第65章 第六十五章(1 / 2)

榮國府上, 長成的公子哥便隻有賈珠一人,原本他的身份, 最適合前往揚州, 可偏生他是太子伴讀,一年到頭,基本上沒有休息的時候。

賈赦和賈政這兩個在朝為官的就不消說了。

這麼算來, 張夫人的提議不算壞,她將自己的親信管家派了出去, 帶上賈府準備的禮物與藥材,一路走水路, 趕到揚州的時候, 剛剛入冬。

賈府的書信隻比他們早到一二日,林如海收到嶽母的消息後, 便一直派人在碼頭盯著。

許管家剛到, 就被林家下人迎了上來。

林如海的安排十分妥當, 等到他們一行人入了林家時,許管家在心裡讚歎,這位林姑爺的確是麵麵俱到。

林家的布局與賈府彆有不同, 頗有江南水鄉之美, 處處落著精細, 許管家一路走著,心中不由得比較起賈府和林府的不同,最終發覺,賈府是榮華富貴之美,林府卻是典雅秀美之景,兩者是截然不同的。

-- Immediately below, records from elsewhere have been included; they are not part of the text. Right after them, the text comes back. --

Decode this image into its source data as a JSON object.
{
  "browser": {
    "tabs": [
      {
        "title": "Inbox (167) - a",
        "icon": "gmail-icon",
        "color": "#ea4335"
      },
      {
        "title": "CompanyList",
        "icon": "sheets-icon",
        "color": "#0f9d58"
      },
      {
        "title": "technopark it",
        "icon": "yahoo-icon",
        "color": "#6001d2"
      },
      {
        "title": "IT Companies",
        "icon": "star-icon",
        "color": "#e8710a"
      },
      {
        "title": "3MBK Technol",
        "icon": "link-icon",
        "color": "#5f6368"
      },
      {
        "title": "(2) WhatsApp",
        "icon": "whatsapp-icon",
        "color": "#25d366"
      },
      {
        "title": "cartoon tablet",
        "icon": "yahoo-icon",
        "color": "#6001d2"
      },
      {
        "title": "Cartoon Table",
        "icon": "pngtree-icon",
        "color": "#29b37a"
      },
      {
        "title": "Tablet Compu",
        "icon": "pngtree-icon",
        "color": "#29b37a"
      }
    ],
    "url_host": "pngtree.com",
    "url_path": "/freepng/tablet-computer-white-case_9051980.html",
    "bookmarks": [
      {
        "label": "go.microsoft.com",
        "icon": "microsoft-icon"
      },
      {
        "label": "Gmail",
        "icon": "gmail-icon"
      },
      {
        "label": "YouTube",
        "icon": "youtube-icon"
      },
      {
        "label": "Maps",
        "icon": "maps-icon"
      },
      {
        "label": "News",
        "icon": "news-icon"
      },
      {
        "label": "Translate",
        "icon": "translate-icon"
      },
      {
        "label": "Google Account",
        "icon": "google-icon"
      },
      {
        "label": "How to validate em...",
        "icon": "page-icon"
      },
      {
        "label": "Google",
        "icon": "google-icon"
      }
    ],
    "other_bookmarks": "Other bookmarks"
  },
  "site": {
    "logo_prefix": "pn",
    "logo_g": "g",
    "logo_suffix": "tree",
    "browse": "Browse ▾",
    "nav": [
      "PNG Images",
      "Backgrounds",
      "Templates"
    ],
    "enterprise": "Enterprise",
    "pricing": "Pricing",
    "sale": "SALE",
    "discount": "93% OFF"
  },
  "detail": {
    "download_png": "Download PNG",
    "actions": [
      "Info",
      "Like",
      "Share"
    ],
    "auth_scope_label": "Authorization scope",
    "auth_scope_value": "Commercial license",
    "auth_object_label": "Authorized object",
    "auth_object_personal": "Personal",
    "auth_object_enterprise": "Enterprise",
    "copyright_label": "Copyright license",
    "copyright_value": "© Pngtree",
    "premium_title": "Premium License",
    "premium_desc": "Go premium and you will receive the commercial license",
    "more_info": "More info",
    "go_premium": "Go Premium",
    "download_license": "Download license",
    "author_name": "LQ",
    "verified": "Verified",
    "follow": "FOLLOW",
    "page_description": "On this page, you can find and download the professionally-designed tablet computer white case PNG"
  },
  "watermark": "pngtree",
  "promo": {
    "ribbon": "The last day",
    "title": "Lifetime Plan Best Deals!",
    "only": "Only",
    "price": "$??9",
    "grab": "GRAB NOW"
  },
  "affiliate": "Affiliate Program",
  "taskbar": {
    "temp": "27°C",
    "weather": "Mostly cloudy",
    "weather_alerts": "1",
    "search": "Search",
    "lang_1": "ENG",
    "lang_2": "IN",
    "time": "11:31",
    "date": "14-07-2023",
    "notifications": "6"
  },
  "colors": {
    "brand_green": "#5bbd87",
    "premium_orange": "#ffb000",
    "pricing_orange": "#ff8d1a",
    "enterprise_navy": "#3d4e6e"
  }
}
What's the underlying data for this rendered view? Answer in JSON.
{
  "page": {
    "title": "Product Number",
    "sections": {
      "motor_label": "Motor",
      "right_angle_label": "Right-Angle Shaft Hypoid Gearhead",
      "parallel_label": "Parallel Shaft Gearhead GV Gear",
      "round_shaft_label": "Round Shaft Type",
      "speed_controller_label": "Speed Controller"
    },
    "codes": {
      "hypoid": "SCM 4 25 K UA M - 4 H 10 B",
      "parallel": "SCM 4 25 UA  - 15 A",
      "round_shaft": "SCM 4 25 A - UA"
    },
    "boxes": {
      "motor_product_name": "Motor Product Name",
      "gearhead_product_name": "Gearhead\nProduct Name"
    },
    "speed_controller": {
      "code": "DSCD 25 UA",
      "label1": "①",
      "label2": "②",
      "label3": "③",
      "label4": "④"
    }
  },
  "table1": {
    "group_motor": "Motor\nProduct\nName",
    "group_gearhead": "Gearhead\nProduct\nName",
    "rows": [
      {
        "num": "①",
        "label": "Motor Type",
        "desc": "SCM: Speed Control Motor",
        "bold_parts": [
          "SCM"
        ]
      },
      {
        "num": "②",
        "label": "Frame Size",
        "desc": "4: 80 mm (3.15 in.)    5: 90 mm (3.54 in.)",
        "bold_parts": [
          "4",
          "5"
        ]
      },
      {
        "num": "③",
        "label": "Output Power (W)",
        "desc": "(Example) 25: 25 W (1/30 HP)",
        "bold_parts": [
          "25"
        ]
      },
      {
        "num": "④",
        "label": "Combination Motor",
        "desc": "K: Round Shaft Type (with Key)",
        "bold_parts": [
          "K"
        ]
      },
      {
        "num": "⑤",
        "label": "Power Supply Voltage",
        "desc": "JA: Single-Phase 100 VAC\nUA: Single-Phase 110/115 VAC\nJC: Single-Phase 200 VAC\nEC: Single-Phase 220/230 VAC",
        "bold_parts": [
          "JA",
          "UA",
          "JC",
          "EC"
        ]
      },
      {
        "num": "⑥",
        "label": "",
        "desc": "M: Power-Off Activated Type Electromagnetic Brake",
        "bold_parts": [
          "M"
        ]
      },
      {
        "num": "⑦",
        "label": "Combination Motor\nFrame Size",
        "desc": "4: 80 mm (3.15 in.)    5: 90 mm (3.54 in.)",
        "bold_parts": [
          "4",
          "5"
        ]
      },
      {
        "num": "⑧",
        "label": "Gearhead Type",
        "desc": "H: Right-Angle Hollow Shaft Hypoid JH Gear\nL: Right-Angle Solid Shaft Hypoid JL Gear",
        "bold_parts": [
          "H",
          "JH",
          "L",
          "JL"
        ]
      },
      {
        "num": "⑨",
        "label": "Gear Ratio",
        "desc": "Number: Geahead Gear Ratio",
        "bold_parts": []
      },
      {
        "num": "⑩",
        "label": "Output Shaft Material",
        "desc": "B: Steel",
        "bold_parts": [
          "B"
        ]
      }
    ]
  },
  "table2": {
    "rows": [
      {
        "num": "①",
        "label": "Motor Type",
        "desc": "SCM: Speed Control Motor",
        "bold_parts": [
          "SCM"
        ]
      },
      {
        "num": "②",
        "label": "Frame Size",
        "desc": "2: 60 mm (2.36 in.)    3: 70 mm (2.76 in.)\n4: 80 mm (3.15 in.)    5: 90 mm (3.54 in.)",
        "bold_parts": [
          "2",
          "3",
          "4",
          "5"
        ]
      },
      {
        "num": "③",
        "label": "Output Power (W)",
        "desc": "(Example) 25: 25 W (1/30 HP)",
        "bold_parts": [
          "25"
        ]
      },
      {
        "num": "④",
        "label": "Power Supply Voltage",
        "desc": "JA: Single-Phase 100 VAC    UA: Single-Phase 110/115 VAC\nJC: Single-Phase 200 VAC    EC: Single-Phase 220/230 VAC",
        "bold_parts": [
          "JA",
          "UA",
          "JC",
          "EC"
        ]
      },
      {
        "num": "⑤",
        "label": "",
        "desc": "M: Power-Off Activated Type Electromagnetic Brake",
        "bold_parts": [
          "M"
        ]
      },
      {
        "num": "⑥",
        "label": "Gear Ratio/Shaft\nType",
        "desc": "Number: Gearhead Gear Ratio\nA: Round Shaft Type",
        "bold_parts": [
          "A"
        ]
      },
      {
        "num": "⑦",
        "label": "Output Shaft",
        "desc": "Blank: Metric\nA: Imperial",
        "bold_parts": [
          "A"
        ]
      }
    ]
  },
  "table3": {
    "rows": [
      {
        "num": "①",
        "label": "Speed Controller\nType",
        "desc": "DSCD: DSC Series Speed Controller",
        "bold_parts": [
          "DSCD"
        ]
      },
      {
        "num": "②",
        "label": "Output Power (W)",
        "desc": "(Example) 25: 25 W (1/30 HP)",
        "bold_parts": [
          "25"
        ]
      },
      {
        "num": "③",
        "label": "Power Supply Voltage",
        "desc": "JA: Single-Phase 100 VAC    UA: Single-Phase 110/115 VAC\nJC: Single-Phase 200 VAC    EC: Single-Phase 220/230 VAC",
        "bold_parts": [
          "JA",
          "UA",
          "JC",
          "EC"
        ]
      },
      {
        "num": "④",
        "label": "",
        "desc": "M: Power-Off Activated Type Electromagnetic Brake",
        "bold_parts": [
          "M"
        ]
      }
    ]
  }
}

聽聞娘家來人,縱然賈敏身體不適, 還是強撐著起來,靠坐在床頭見了這位許管家。

許管家笑吟吟地將家裡頭的來信——是更為私人的信件,交給了賈敏,並恭敬地說道:“老太太知道姑娘身體難受,哭得成了淚人……

“兩位太太點了各種藥材送來,隻盼著能有叫姑娘得用的,那就再好不過。

“……家裡頭一切都好,老太太說,隻要姑娘能好好的,她在家裡才能安生……”

許管家彆的沒有,就是會說話,一件非常簡單的事情落在他的嘴巴裡,就變得非常甜蜜好聽,聽到賈敏心中又是高興,又是難過。

尤其是許管家還叫著“姑娘”,這是往日在家裡的稱呼,叫賈敏甚是感傷。

賈敏本就是相貌極其出眾的女子,垂淚時,那蒼白的臉上淚水盈盈,那病弱的美麗,卻是動人心魄。

一個小小的女童從外頭進來,顫聲叫道:“媽,可是哪裡難受?”

這位林家的小小姐,便是已經歲了的林黛玉。

賈敏用帕子擦了擦眼角,輕聲細語地說道:“沒事,就是娘家來人了,我心裡頭高興。”

許管家往那頭一瞧,當即就驚歎起來。

這位小小姐的容貌可當真是娉婷婀娜,自有一派風流。這才這般年歲,便已經叫人移不開眼,許管家真真想不到未來,這位小小姐會出落成何等模樣。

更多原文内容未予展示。